One such expansion was their use by community volunteers. During social distancing and stay-at-home restrictions, the ability to transfer money through secure and flexible means became crucial. This was particularly true for volunteers supporting the vulnerable by doing their weekly shop or collecting essentials.

Preloading a gift card with funds offered an instant way for people to provide a payment method to these volunteers, without having to share bank cards or payment details.

Gift cards also played a crucial role in employee benefits, supporting key workers or helping people in need. They became the way for communities to buy meals for nurses or allow school meal allowances to be redeemed.

Gift cards also expanded their role in home entertainment and gaming. Gift cards enabled people to make in-game purchases or media subscriptions safely and securely. As a result, gift card purchase for self-use has continued to grow in popularity, with 7.7 per cent of monthly gift card buyers purchasing gift cards for themselves over 2021.

Gift cards for mobile payments and customer relationships

The innovations enforced by lockdown, meant that many gift card providers added digital options to their products and services. This means that many gift card providers now offer an ‘add to wallet’ function, placing their gift card onto phones or other devices.

This has transformed the relationship with gift card operators and their customers. For example, push notifications reminding a customer that they have a gift card balance to spend. Also, opportunities for retailers to send details of offers and promotions to gift card holders.

This is particularly valuable given the amount of top-up spend consumers add to gift card purchases. Also, how frequently gift cards encourage shoppers to upgrade to new products and brands they may not have tried before. This is reinforced by our latest State of the Nation research, which found that more than half of all UK shoppers have been introduced to a new brand or organisation via a gift card that they have received.

Gift cards for budget control

Gift cards are also a key strategy for consumers seeking to control their budget or that of their children.
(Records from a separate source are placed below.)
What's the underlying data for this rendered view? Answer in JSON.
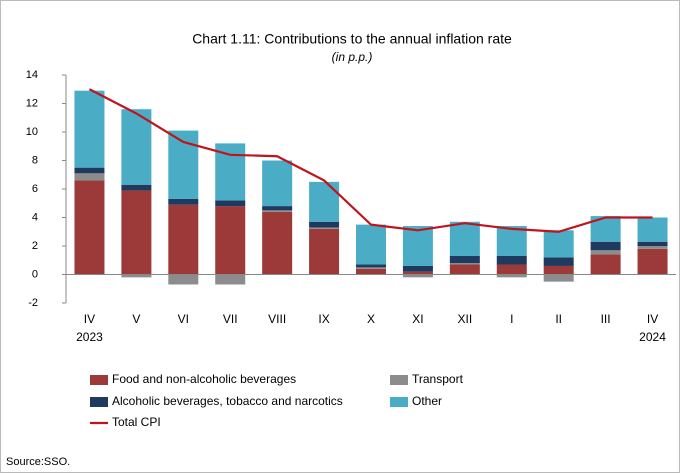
{
  "chart_data": {
    "type": "bar",
    "title": "Chart 1.11: Contributions to the annual inflation rate",
    "subtitle": "(in p.p.)",
    "source": "Source:SSO.",
    "stacked": true,
    "categories": [
      "IV",
      "V",
      "VI",
      "VII",
      "VIII",
      "IX",
      "X",
      "XI",
      "XII",
      "I",
      "II",
      "III",
      "IV"
    ],
    "category_years": [
      "2023",
      null,
      null,
      null,
      null,
      null,
      null,
      null,
      null,
      null,
      null,
      null,
      "2024"
    ],
    "ylim": [
      -2,
      14
    ],
    "yticks": [
      -2,
      0,
      2,
      4,
      6,
      8,
      10,
      12,
      14
    ],
    "series": [
      {
        "name": "Food and non-alcoholic beverages",
        "color": "#9b3a38",
        "values": [
          6.6,
          5.9,
          4.9,
          4.8,
          4.4,
          3.2,
          0.4,
          0.2,
          0.7,
          0.7,
          0.6,
          1.4,
          1.8
        ]
      },
      {
        "name": "Transport",
        "color": "#8c8c8c",
        "values": [
          0.5,
          -0.2,
          -0.7,
          -0.7,
          0.1,
          0.1,
          0.1,
          -0.2,
          0.1,
          -0.2,
          -0.5,
          0.3,
          0.2
        ]
      },
      {
        "name": "Alcoholic beverages, tobacco and narcotics",
        "color": "#1f3a5f",
        "values": [
          0.4,
          0.4,
          0.4,
          0.4,
          0.3,
          0.4,
          0.2,
          0.4,
          0.5,
          0.6,
          0.6,
          0.6,
          0.3
        ]
      },
      {
        "name": "Other",
        "color": "#4bacc6",
        "values": [
          5.4,
          5.3,
          4.8,
          4.0,
          3.2,
          2.8,
          2.8,
          2.8,
          2.4,
          2.1,
          1.9,
          1.8,
          1.7
        ]
      },
      {
        "name": "Total CPI",
        "color": "#c0141c",
        "type": "line",
        "values": [
          13.0,
          11.3,
          9.3,
          8.4,
          8.3,
          6.6,
          3.5,
          3.1,
          3.6,
          3.2,
          3.0,
          4.0,
          4.0
        ]
      }
    ]
  }
}
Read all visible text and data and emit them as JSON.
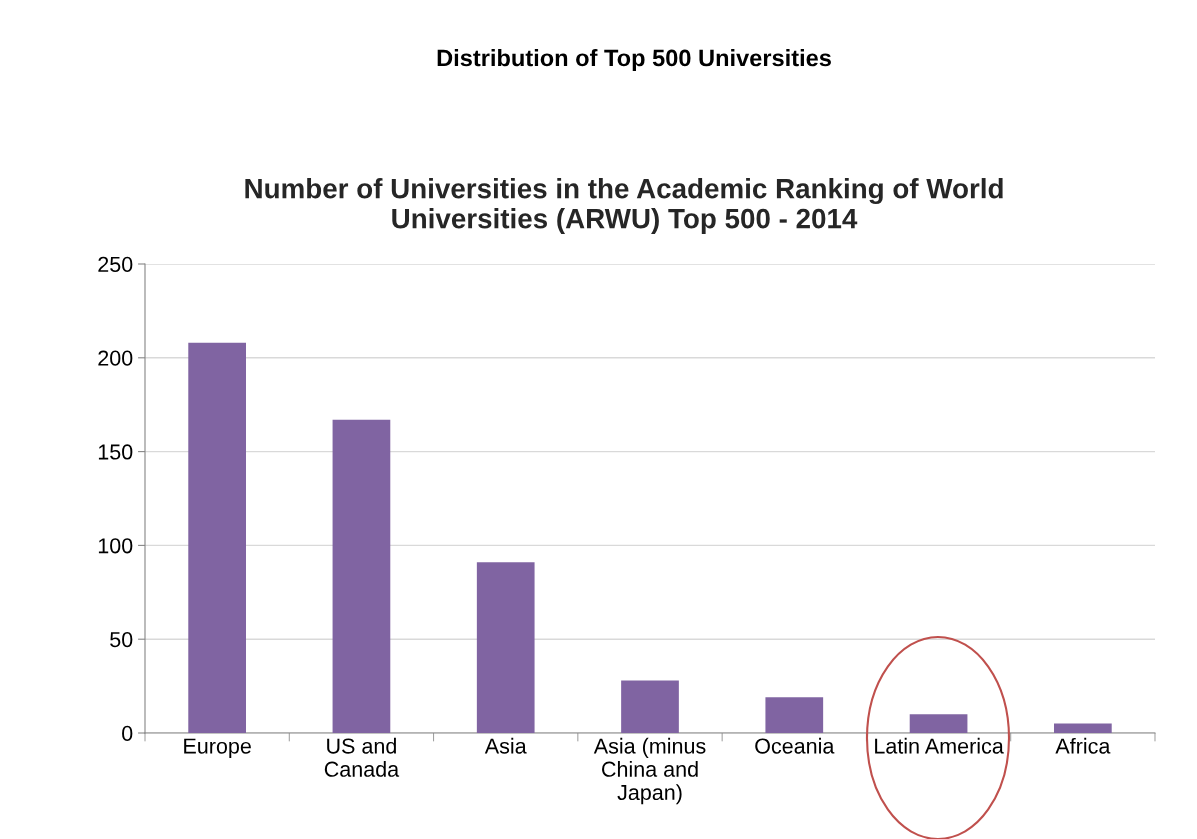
{
  "chart_data": {
    "type": "bar",
    "title": "Distribution of Top 500 Universities",
    "subtitle": "Number of Universities in the Academic Ranking of World\nUniversities (ARWU) Top 500 - 2014",
    "categories": [
      "Europe",
      "US and\nCanada",
      "Asia",
      "Asia (minus\nChina and\nJapan)",
      "Oceania",
      "Latin America",
      "Africa"
    ],
    "values": [
      208,
      167,
      91,
      28,
      19,
      10,
      5
    ],
    "color": "#8064a2",
    "ylim": [
      0,
      250
    ],
    "yticks": [
      0,
      50,
      100,
      150,
      200,
      250
    ],
    "grid": "y"
  }
}
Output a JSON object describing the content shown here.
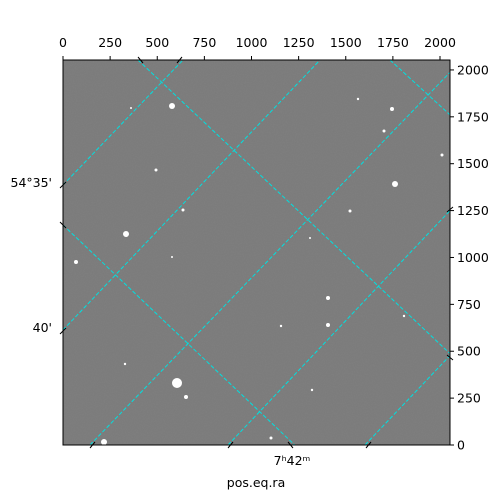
{
  "chart_data": {
    "type": "image",
    "xlim": [
      0,
      2053
    ],
    "ylim": [
      0,
      2053
    ],
    "xticks": [
      0,
      250,
      500,
      750,
      1000,
      1250,
      1500,
      1750,
      2000
    ],
    "yticks": [
      0,
      250,
      500,
      750,
      1000,
      1250,
      1500,
      1750,
      2000
    ],
    "dec_labels": [
      "54°35'",
      "40'"
    ],
    "ra_labels": [
      "7ʰ42ᵐ"
    ],
    "xlabel": "pos.eq.ra",
    "grid": true,
    "grid_color": "#00e0e0"
  }
}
With rising inflation and the increasing cost of living, people are increasingly looking to budget more carefully and measure their spending. For example, people now purchase gift cards for a supermarket to set themselves a spending limit. With energy bills rising, gift cards are being talked of as a way to help people to pay their bills, through a contribution from family or as a way to distribute government grants.

Anyone who has been caught out by children making in-game purchases, will also recognise how gift cards protect bank accounts from being ‘raided’ by over-enthusiastic Fortnite fans.

Creating community ‘currency’

Furthermore, beyond the examples outlined here, there are many more emerging ways for gift cards to be utilised as a payment method for retailers and consumers alike. For example, the adoption of gift cards by local shops to create a form of ‘currency’ that helps to support local high streets and businesses.

Overall, it’s time that we moved on from viewing gift cards simply as a gifting method, and more as a payment method and fintech solution that is facilitating innovation in our cashless society. It’s clear that gift cards are likely to play an even more important role going forward, providing a convenient and secure method of payment. One that people trust, understand and to which they have ready access.